Barcamenandosi nel mezzo di una serie di sanguinosi attentanti, orditi ai danni dei neo giovanilistici riccastri dall’oscuro gruppo anarchico denominato Adam, il nostro rinsavito colletto bianco sarà costretto a gettarsi a capofitto in un’allucinante odissea che lo porterà a scoperchiare il sordido vaso di Pandora ben celato dietro a questa nuova contestatissima procedura e al carismatico rugoso faccino della sua machiavellica ideatrice, nel mentre in cui la sua dolce metà inizierà implacabilmente a sperimentare tutti i precoci svantaggi della tanto decantata terza età. Un ennesimo cinematografico Paradise dai connotati inevitabilmente infernali quello apparecchiato con discreto mestiere dal buon Kunz, capace di dipingere con toni gelidi ma al contempo accorati una tagliente critica agli insidiosi pericoli di un pertubante tomorrow che, per parecchi aspetti, non può che rispecchiare certi inquietanti potenziali eccessi di un vividissimo today.
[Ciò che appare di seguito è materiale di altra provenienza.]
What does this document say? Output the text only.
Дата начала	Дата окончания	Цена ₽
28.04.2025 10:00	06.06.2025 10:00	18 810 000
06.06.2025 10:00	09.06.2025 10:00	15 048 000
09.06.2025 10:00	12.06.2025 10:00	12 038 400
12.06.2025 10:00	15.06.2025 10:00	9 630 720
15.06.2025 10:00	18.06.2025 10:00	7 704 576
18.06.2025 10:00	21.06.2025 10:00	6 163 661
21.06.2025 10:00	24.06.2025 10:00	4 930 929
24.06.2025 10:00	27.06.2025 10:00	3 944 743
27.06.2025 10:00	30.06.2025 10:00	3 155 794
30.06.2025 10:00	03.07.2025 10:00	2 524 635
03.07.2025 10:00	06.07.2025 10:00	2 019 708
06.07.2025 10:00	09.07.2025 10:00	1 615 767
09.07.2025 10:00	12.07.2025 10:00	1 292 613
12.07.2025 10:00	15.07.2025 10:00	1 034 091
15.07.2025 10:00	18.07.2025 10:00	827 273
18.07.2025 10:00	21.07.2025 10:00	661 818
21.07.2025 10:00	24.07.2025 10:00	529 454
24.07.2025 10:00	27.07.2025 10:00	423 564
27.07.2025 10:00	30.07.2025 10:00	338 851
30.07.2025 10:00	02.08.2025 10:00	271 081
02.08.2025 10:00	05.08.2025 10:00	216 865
Pur rischiando in più occasioni di esaurire troppo presto il proprio carburante – senza tuttavia sacrificare il sacrosanto intrattenimento sull’altare di esistenzialistici voli pindarici tanto cari a certa contemporanea netflixiana sci-fi –, questo piccolo incubo distopico in odor di Black Mirror riesce comunque a scavare in profondità nelle sue quasi due ore di durata, appesantendosi pericolosamente soltanto nell’ultimo risolutivo giro di boa a causa di un’eccessiva ripetitività nei suoi non ben lubrificati ingranaggi thrilling e dell’inevitabile perdita di aderenza di un’action non poi così troppo convinta. Niente di nuovo sul Fronte Occidentale e men che meno all’ombra del portone di Brandeburgo, sia chiaro. Soprattutto perché il rischio di perdere troppo tempo in chiacchiere, in un film che proprio del valore del tempo ci vuol parlare, pare sempre essere in agguato dietro l’angolo come il wertmülleriano brigante da strada.